Folha de S. Paulo


Análise: 'O Sol É para Todos' coloca dedo em ferida dolorosa dos EUA

Monroeville, Alabama, sul dos Estados Unidos, tem menos de 7.000 habitantes. Porém, dois dos maiores escritores americanos passaram a infância na cidade e foram amigos: Truman Capote (nascido em Nova Orleans) e Harper Lee, cidadã de Monroeville.

O tempo na cidade foi decisivo na vida de ambos. O primeiro romance de Capote, "Outras Vozes, Outros Quartos" (1948), trabalha os climas fantasmagóricos do sul profundo e tem uma personagem inspirada na amiga.

E Harper Lee transformou Monroeville em Maycomb no clássico "O Sol É para Todos" (José Olympio, R$ 45, 364 págs.), lançado com tremendo sucesso em 11 de julho de 1960. Até agora, era o único livro publicado por ela.

O livro não é gentil com Monroeville. A fictícia Maycomb é uma típica cidade sulista nos anos 30: velha, pobre, indolente e racista. Lee conta a história de uma família sem mãe, formada pelo pai, Atticus, um advogado de província (inspirado no pai da autora), e os filhos, Scout e Jem.

Nas primeiras cem páginas, vemos a menina Scout liderando o irmão e o amigo Dill (baseado no pequeno Capote) em aventuras. Há um vizinho misterioso, que costuma deixar presentes para eles no buraco de um tronco.

Nas demais páginas, a tensão racial da Grande Depressão explode. É quando o pai de Scout defende um negro acusado de estupro, e a cidade se volta contra ele e a família.
Tolerância, empatia e o dedo numa das feridas mais dolorosas da história americana, o racismo, são os temas fundamentais.
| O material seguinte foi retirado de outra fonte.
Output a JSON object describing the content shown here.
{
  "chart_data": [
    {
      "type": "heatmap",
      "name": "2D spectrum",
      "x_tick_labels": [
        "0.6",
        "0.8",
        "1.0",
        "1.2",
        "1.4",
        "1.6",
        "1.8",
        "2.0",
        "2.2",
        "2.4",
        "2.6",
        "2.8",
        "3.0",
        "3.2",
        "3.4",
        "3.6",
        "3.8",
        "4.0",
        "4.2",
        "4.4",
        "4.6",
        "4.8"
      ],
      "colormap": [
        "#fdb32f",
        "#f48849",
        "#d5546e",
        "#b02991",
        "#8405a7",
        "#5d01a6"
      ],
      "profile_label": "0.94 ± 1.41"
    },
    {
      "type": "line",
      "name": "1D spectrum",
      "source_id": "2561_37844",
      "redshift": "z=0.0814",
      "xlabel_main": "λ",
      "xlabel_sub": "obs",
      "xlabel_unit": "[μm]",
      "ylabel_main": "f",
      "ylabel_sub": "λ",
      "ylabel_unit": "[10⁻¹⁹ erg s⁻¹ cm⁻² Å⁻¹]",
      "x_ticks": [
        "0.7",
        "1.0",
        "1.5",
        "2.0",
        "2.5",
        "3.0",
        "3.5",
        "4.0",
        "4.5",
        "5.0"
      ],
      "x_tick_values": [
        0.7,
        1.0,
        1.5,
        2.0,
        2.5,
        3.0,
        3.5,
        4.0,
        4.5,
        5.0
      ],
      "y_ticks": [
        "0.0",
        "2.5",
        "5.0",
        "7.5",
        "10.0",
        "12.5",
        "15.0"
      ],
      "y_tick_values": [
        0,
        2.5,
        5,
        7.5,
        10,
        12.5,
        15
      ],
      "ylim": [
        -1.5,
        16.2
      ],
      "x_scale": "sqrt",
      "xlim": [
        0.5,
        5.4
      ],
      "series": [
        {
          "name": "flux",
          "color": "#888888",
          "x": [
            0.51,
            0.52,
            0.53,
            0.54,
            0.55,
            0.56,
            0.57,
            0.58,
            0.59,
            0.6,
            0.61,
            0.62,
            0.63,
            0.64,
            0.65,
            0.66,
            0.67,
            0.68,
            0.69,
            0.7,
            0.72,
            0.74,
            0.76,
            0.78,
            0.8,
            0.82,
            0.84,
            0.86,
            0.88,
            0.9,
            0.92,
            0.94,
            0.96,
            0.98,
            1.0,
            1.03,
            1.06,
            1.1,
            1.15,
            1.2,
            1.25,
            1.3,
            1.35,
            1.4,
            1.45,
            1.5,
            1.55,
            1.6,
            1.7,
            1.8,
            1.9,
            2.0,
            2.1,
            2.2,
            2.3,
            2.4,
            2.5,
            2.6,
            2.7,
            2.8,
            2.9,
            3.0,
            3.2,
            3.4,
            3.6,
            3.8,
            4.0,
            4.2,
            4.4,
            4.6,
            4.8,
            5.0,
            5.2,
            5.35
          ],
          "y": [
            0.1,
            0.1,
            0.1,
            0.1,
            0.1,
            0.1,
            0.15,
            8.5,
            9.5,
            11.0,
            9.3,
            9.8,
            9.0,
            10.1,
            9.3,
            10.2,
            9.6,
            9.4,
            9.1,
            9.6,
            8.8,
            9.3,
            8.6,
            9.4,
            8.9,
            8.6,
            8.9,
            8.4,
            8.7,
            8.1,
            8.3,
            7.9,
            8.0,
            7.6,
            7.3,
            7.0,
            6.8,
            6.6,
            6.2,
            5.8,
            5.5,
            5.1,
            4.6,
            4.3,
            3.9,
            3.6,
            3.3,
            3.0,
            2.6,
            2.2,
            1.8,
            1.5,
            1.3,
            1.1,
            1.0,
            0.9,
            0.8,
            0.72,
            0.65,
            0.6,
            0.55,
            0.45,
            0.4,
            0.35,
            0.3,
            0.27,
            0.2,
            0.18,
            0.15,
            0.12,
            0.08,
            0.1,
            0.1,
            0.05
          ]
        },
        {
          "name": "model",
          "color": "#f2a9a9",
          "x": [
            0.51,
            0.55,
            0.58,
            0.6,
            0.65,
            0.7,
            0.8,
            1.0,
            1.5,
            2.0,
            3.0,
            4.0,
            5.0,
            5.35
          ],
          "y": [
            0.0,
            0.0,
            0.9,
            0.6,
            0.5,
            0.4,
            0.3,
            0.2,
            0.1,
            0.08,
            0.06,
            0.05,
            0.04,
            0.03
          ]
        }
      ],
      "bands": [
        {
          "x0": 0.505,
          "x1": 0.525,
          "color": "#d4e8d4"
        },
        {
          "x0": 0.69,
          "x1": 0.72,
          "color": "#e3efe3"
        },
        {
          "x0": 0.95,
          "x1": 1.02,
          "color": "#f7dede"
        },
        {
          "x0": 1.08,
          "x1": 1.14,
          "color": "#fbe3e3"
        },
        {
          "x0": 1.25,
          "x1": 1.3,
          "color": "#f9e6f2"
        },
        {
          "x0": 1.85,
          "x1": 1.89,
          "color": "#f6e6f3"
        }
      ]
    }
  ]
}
Mas o livro não seria tão bom sem o ponto de vista escolhido por Lee. Tudo o que vemos é pelos olhos assombrados da menina Scout.

Vê-la na idade adulta, nesse inesperado segundo livro, é um presente ao qual seus leitores fiéis ainda vão demorar para se acostumar.

CADÃO VOLPATO é doutora em letras pela USP e autora da peça teatral "Fragmentos de Um Discurso Amoroso", baseada no livro de Roland Barthes.